On the Death of Góngora
Awake,
Betis, your sleeping silver,
and, cypress-crowned, innundate
the learnéd place of home, in Senecas
so rich. Melt all your crystal into tears.
Unique
light unseconded,
repeat solitudes, and spread
your deep vein through fields of grief.
Atropos slays the polyphemic gift.
Now
Góngora yields his mortal self
to time, and the cultured lyre
in a final clause locks up his voice.
He
dies and yet he lives: this sacred pyre
confers such deathless honour, a Phoenix
rises where a swan expires.
Human
Rhymes
(Versos de amor, conceptos esparcidos)
Verses of love, scattered thoughts
begotten by my soul upon my cares;
offspring of my ardent senses,
born with more pain than freedom;
exposed to the world in which, lost,
you went so shattered and battered
that only where you were begotten
would they know you of their blood.
As you steal the labyrinth of Crete,
Dedalus's lofty thoughts,
the sea's fury, the flames of the abyss,
if that lovely asp does not accept you,
leave the earth, toy with the winds,
and you will have repose in your own heart's core.
*
(Vierte
racimos la gloriosa palma)
The glorious palm tree sheds its bunches
and lovelessly dresses in barren mourning;
Daphne in her laurel fruitlessly complains,
Narcissus sheds his soul in white leaves.
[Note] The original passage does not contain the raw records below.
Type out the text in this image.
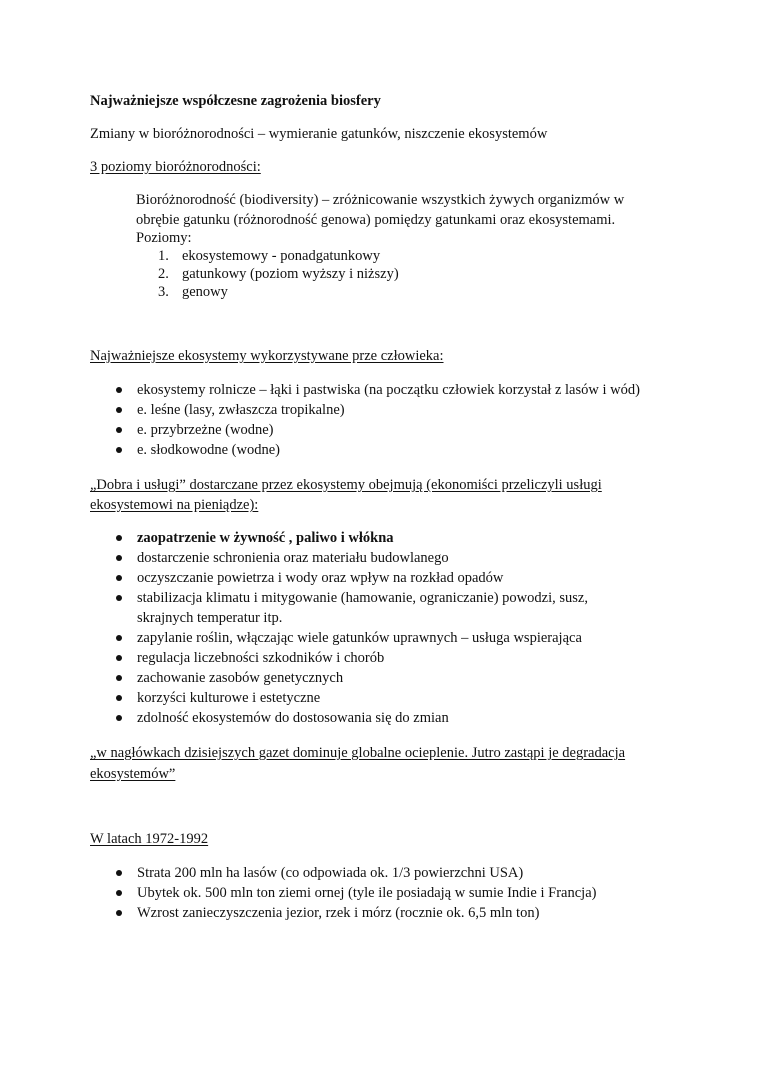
Najważniejsze współczesne zagrożenia biosfery

Zmiany w bioróżnorodności – wymieranie gatunków, niszczenie ekosystemów

3 poziomy bioróżnorodności:

Bioróżnorodność (biodiversity) – zróżnicowanie wszystkich żywych organizmów w

obrębie gatunku (różnorodność genowa) pomiędzy gatunkami oraz ekosystemami.

Poziomy:

1. ekosystemowy - ponadgatunkowy
2. gatunkowy (poziom wyższy i niższy)
3. genowy

Najważniejsze ekosystemy wykorzystywane prze człowieka:

ekosystemy rolnicze – łąki i pastwiska (na początku człowiek korzystał z lasów i wód)
e. leśne (lasy, zwłaszcza tropikalne)
e. przybrzeżne (wodne)
e. słodkowodne (wodne)

„Dobra i usługi” dostarczane przez ekosystemy obejmują (ekonomiści przeliczyli usługi

ekosystemowi na pieniądze):

zaopatrzenie w żywność , paliwo i włókna
dostarczenie schronienia oraz materiału budowlanego
oczyszczanie powietrza i wody oraz wpływ na rozkład opadów
stabilizacja klimatu i mitygowanie (hamowanie, ograniczanie) powodzi, susz,
skrajnych temperatur itp.
zapylanie roślin, włączając wiele gatunków uprawnych – usługa wspierająca
regulacja liczebności szkodników i chorób
zachowanie zasobów genetycznych
korzyści kulturowe i estetyczne
zdolność ekosystemów do dostosowania się do zmian

„w nagłówkach dzisiejszych gazet dominuje globalne ocieplenie. Jutro zastąpi je degradacja

ekosystemów”

W latach 1972-1992

Strata 200 mln ha lasów (co odpowiada ok. 1/3 powierzchni USA)
Ubytek ok. 500 mln ton ziemi ornej (tyle ile posiadają w sumie Indie i Francja)
Wzrost zanieczyszczenia jezior, rzek i mórz (rocznie ok. 6,5 mln ton)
Without rain, the earth is tranquil.
The parched countryside yields foul weeds;
because she never paid love's tribute,
Anaxarte's soul groans in its stone.
Love of water and sand begets gold;
as oyster shells love the dew,
they are filled with oriental pearls.
Do not disdain my love, lovely Lucinda,
for at the set of sun the lilies
lose their lustre, and our life its vitality.
*
(Ir
y quedarse y con quedar partirse)
To go and stay, and staying go away,
to leave without one's soul and go with another;
to hear the sweet voice of a siren
and not be able to untie oneself from the mast;
to burn
like a candle and be consumed
building towers on the soft sand;
to fall from a sky and be a dream in torment
and never repent;
to speak in mute solitudes,
to borrow patience but in good faith
and to call what is worldly eternal;
to believe suspicions and deny truths
is what in this world they call absence:
fire in one's soul and hell in life.
*
On Europa and Jupiter
(De
Europa y Júpiter)
The deceitful bull traversing the sea
turning his head, was kissing the foot
of the weeping nymph who was looking at
the lost decorum of her attire.
Amid her tears and her golden tresses
the fresh wind raised waves,
helping her with her sighing
for the loss of her poorly guarded virginal treasure.
Roses
fell from Europa's skirts
as the bull spoke words of love,
and she, grieving for her garlands,
they say, her face, full of blushes,
changed her emeralds into pearls
and said: ‘Ah! sadly, I have lost my flowers.'
*
To
Judith's
Victory
(Al
triufo de Judit)
Hanging gorily from the bed to the ground,
the right shoulder of the fierce tyrant
who futilely opposing Bethulia's wall
hurled bolts of lightning against heaven.
Wrapped up in his agony, the red veil
of his pavilion on the left side,
discloses the terrible spectacle
of his horrid trunk turned to ice.
Bacchus's
spilled wine stains his strong armour,
the glasses and the disarrayed table;
his useless guards are asleep;
And on the castellated wall
of the people of Israel, the chaste Hebress
is resplendent, armed with his head.
*
To the Night
(Noche,
fabricadora de embelecos)
You, night, creator of deceptions,
crazy, fantastical, chimerical,
who display to him who delights you
mountains as flat and the seas as dry.
Dweller in vacant brains,
mechanic, philosopher, alchemist,
foul accomplice, sightless lynx,
frightened by your own echoes:
let darkness, fear and evil be considered yours,
solicitant, poetess, sick, frigid,
with a braggart's hands and a fugitive's feet.
Awake or asleep, half my life is yours:
if I'm awake, I pay you with my days;
if I'm sleep, I'm not aware I'm living.